In this issue, Innovations spotlights two examples of efforts to implement palliative care across health care treatment settings from acute care to home. Dr. Carlos Centeno of Salamanca describes the recent evolution of palliative care services in Spain, where a regional approach spearheaded by several local champions has led to an impressive growth in the availability of palliative care in several regions of the country, notably Catalonia, and in major cities. In describing how several regions have mobilized to meet the challenge of making palliative care more broadly available to patients, Dr. Centeno details a range of influences, from outside as well as inside Spain. The second Featured Innovation is grounded in one particular health system, Northwestern Memorial Hospital in Chicago, Illinois. Dr. Charles von Gunten describes a local but multi-faceted palliative care and home hospice program that has evolved over the past 20 years and that he directed there until this past August.

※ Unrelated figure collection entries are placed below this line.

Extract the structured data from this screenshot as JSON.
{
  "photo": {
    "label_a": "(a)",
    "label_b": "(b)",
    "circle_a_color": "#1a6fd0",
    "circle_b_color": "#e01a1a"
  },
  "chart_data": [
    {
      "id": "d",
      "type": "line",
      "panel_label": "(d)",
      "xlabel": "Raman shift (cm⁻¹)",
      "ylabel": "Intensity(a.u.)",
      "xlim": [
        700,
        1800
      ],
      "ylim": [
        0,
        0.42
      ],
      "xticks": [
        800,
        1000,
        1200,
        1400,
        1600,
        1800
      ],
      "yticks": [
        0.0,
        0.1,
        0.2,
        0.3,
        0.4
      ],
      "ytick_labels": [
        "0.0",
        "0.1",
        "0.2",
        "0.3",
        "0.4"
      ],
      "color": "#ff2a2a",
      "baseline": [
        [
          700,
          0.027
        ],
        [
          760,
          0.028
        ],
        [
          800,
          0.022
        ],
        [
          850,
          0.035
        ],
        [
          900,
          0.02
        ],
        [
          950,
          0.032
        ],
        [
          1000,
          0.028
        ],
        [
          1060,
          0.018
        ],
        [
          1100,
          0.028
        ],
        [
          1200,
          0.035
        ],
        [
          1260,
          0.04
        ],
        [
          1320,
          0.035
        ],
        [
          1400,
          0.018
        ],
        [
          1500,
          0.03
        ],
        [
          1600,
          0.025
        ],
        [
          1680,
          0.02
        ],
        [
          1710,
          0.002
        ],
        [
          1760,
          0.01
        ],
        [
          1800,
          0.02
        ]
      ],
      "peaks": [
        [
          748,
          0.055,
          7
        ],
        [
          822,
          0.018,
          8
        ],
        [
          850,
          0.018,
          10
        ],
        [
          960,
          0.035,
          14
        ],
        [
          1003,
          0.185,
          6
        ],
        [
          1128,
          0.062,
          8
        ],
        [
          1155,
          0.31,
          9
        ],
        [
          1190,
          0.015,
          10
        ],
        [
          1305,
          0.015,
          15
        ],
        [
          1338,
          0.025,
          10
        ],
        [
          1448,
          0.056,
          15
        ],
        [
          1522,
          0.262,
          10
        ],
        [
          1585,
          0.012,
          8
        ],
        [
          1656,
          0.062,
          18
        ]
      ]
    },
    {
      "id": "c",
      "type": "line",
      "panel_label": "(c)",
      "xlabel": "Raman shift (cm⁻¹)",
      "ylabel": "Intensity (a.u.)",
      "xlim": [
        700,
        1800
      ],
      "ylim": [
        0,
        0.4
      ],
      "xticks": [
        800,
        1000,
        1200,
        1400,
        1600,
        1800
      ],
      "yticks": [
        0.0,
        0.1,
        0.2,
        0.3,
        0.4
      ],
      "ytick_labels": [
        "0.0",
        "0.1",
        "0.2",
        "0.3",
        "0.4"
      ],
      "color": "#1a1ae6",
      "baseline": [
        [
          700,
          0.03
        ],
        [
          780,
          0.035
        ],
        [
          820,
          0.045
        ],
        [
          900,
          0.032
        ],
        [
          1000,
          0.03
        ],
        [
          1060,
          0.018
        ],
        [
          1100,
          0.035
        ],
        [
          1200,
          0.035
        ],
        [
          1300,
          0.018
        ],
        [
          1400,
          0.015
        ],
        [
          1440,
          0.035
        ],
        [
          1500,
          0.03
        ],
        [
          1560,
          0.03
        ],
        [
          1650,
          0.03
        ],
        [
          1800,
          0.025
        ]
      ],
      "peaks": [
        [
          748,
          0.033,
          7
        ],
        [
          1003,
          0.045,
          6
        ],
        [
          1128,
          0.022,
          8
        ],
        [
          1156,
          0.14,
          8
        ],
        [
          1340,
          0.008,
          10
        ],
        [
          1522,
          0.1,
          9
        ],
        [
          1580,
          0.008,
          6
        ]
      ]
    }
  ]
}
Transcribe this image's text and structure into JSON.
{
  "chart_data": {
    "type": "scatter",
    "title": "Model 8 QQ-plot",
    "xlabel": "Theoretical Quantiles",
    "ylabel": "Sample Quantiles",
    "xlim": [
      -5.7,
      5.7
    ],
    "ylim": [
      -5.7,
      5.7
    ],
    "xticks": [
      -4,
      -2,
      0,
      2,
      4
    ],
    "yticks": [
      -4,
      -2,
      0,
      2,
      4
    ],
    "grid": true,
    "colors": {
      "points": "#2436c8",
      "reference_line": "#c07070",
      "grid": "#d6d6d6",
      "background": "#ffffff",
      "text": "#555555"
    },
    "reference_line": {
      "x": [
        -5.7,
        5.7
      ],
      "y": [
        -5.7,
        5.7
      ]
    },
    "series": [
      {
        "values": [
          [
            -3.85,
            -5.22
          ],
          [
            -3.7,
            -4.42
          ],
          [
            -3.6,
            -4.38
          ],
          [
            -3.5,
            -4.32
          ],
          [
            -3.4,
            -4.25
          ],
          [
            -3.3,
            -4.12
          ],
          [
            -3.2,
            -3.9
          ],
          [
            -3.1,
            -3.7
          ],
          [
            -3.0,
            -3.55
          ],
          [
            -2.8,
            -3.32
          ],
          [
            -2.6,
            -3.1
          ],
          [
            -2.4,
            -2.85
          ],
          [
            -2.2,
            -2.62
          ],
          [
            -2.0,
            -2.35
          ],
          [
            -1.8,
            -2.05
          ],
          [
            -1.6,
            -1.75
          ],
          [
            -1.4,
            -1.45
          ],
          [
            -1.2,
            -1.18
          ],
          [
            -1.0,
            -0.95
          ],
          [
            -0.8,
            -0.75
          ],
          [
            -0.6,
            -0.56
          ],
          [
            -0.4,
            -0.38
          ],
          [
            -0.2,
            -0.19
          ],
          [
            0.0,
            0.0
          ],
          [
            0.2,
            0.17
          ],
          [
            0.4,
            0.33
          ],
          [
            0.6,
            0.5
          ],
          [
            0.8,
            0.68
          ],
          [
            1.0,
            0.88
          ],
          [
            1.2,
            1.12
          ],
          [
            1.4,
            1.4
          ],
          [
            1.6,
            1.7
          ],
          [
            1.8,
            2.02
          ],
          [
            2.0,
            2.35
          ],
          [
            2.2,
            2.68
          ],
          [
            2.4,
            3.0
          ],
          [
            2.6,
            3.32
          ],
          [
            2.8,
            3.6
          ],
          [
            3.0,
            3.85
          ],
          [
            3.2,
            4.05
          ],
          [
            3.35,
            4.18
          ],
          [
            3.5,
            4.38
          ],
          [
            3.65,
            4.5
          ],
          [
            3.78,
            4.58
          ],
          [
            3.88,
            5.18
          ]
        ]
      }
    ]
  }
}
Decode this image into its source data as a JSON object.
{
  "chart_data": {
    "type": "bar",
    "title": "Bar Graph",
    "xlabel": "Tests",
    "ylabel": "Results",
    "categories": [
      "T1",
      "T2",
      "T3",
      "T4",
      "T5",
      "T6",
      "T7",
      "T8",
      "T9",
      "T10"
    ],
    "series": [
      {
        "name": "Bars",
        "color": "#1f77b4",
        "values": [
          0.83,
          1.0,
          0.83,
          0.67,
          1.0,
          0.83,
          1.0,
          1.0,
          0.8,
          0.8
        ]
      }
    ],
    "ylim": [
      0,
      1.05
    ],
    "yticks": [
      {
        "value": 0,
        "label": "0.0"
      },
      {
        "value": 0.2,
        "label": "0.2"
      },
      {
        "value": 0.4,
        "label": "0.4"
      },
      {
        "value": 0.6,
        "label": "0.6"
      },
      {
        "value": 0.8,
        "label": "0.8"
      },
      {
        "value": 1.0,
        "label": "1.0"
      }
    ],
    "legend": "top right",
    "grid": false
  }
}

In this instance, Innovations has interviewed not the initial innovators, but people who have been central to sustaining innovative practice that was already in motion when they joined these respective efforts. Not surprisingly, these "second wave" innovators have chosen to focus less on the nitty gritty details of the process of starting up an innovative practice, but more on the challenges of keeping the programs going. In spite of the entirely distinct health care delivery and care reimbursement systems in place in Spain and the United States, these two innovators share some common concerns. Both stress the importance of providing palliative care wherever the patient is and call for creating services for patients in long-term care who are underserved by palliative care services currently in both countries. Interestingly, Dr. Centeno in his discussion of the development of palliative care services across several regions of Spain and in the context of a changing national health system, emphasizes the key role of planning in the process of creating a comprehensive system of palliative care. In contrast, Dr. von Gunten emphasizes the importance of individual initiative in both starting and sustaining a system of palliative care at Northwestern Memorial Hospital.